In einer zweiten Studie haben die Sportmediziner genau untersucht, wie hoch das Verletzungsrisiko der Ü-Fußballer ist. Dafür wurden 265 saarländische Spieler über 7000 Spiel- und Trainingsstunden lang überwacht. Das Durchschnittsalter lag bei etwas über 44 Jahren. Mit 12,4 Verletzungen pro 1000 Fußballstunden lagen sie im Bereich von Profi-Spielern. Dabei sollte man eigentlich annehmen, dass wegen der niedrigeren Dynamik im Spiel der Amateure weniger Verletzungen auftreten. Vermutlich wird der Effekt aber vermindert, weil Muskeln, Bänder und Sehnen mit fortschreitendem Lebensalter an Widerstandsfähigkeit einbüßen und die Spieler weniger fit sind als Profis.

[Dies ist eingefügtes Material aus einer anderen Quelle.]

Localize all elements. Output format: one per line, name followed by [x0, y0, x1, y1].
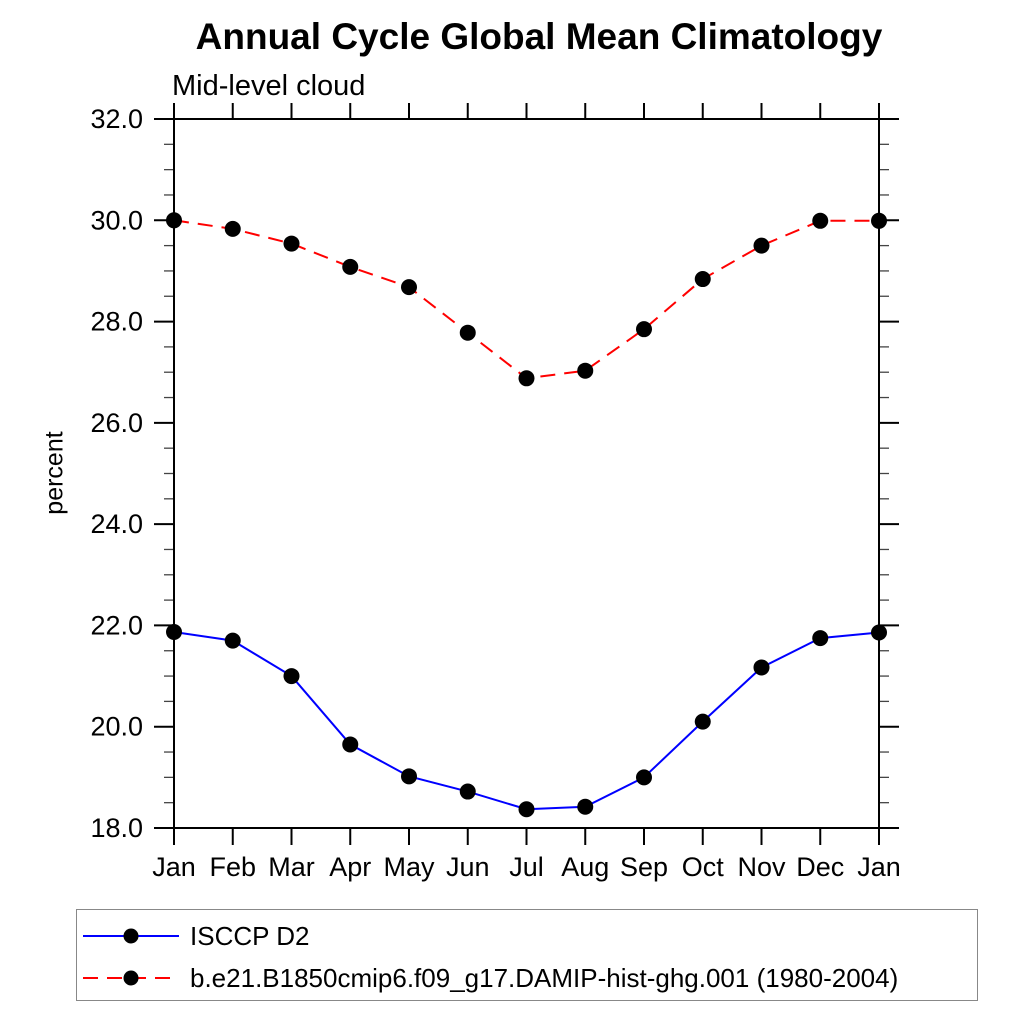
data-point-marker — [694, 271, 711, 288]
data-point-marker — [224, 220, 241, 237]
x-tick-label: Mar — [268, 852, 315, 882]
series-line — [173, 219, 879, 380]
legend-entry-label: ISCCP D2 — [190, 921, 310, 951]
data-point-marker — [871, 212, 887, 229]
legend-entry-isccp: ISCCP D2 — [83, 921, 310, 951]
legend-line-sample-dashed — [83, 970, 179, 986]
data-point-marker — [518, 801, 535, 818]
legend-circle-marker-icon — [123, 970, 139, 986]
data-point-marker — [518, 370, 535, 387]
data-point-marker — [166, 212, 182, 229]
x-tick-label: Jan — [152, 852, 196, 882]
data-point-marker — [636, 321, 652, 338]
y-tick-label: 28.0 — [90, 307, 143, 337]
data-point-marker — [459, 324, 476, 341]
x-tick-label: Apr — [329, 852, 371, 882]
x-tick-label: Nov — [737, 852, 786, 882]
data-point-marker — [401, 768, 417, 785]
data-point-marker — [459, 783, 476, 800]
y-tick-label: 22.0 — [90, 610, 143, 640]
chart-subtitle: Mid-level cloud — [172, 70, 366, 102]
data-point-marker — [753, 659, 770, 676]
x-tick-label: Feb — [209, 852, 256, 882]
data-point-marker — [342, 736, 359, 753]
y-tick-label: 24.0 — [90, 509, 143, 539]
data-point-marker — [812, 630, 829, 647]
data-point-marker — [283, 235, 300, 252]
x-tick-label: Jan — [857, 852, 901, 882]
y-tick-label: 30.0 — [90, 205, 143, 235]
data-point-marker — [694, 713, 711, 730]
x-tick-label: May — [383, 852, 435, 882]
x-tick-label: Dec — [796, 852, 844, 882]
y-tick-label: 20.0 — [90, 712, 143, 742]
legend-entry-model: b.e21.B1850cmip6.f09_g17.DAMIP-hist-ghg.… — [83, 963, 899, 993]
data-point-marker — [871, 624, 887, 641]
y-tick-label: 32.0 — [90, 104, 143, 134]
data-point-marker — [812, 212, 829, 229]
x-tick-label: Jul — [509, 852, 544, 882]
data-point-marker — [577, 798, 594, 815]
x-tick-label: Sep — [620, 852, 668, 882]
legend-circle-marker-icon — [123, 928, 139, 944]
x-tick-label: Oct — [682, 852, 725, 882]
data-point-marker — [166, 624, 182, 641]
legend-entry-label: b.e21.B1850cmip6.f09_g17.DAMIP-hist-ghg.… — [190, 963, 899, 993]
legend: ISCCP D2 b.e21.B1850cmip6.f09_g17.DAMIP-… — [76, 909, 978, 1001]
data-point-marker — [636, 769, 652, 786]
x-tick-label: Jun — [446, 852, 490, 882]
x-tick-label: Aug — [561, 852, 609, 882]
y-tick-label: 26.0 — [90, 408, 143, 438]
data-point-marker — [577, 362, 594, 379]
data-point-marker — [283, 668, 300, 685]
y-tick-label: 18.0 — [90, 813, 143, 843]
chart-title: Annual Cycle Global Mean Climatology — [195, 16, 883, 57]
series-line — [173, 631, 880, 811]
data-point-marker — [224, 632, 241, 649]
data-point-marker — [342, 258, 359, 275]
data-point-marker — [753, 237, 770, 254]
legend-line-sample-solid — [83, 928, 179, 944]
data-point-marker — [401, 279, 417, 296]
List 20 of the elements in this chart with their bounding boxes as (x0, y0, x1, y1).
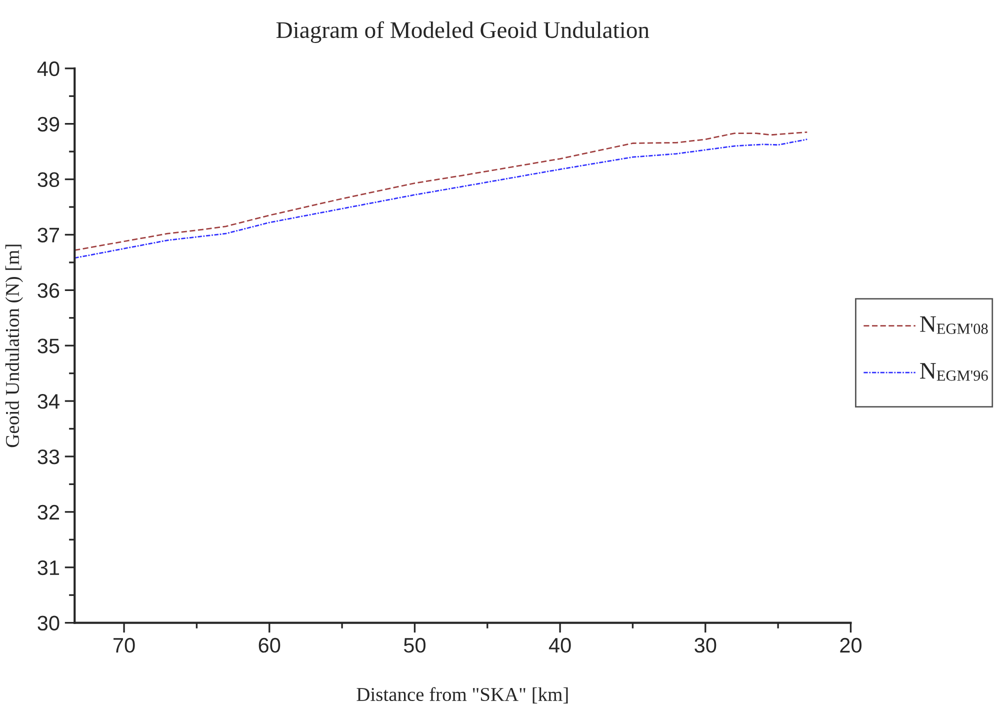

Die Forscher aus dem Saarland fanden außerdem heraus, dass im absoluten Amateurbereich vorbeugende Maßnahmen zu Beginn des Trainings offenbar keinen Effekt haben, die sich an anderer Stelle als effektiv erwiesen haben. Meyer: "Die Wirklichkeit sieht häufig so aus: Einmal pro Woche treffen sich die Ü-Fußballer zum Training, beginnen meist direkt mit einem Übungsspiel, ohne sich vorher aufzuwärmen, und spielen gelegentlich einmal am Wochenende." Präventionsprogramme mit Dehnungs- und Kräftigungsübungen, die das Verletzungsrisiko nachweislich senken, wirken aber wahrscheinlich erst bei zwei oder drei Trainingseinheiten pro Woche. "Eine solche Häufigkeit widerspricht zumindest der Trainingswirklichkeit im Ü-Fußball hierzulande", ist der Sportmediziner überzeugt. Vielmehr haben die meisten Hobby-Kicker im fortgeschrittenen Alter überhaupt keine Zeit, um dreimal die Woche zu trainieren. Die Verletzungsstudie ist also ein deutlicher Hinweis darauf, dass es sinnvoll ist, Präventionsprogramme speziell für diese Sportlergruppe zu entwickeln und so deren Verletzungsrisiko zu senken. Dabei sollten die Trainer Wert auf motivierende Übungen legen und beispielsweise von Beginn an den Ball einbeziehen. Ansonsten kann die Bereitschaft der Spieler, an den vorbeugenden Verletzungsübungen teilzunehmen, schnell sinken. Der Ü-Fußball ist laut Meyer "eine ganz tolle und förderungswürdige Aktivität". Dennoch müssten die medizinischen Risiken minimiert werden, damit alle Spieler die Vorteile des Sporttreibens vollständig erfahren können.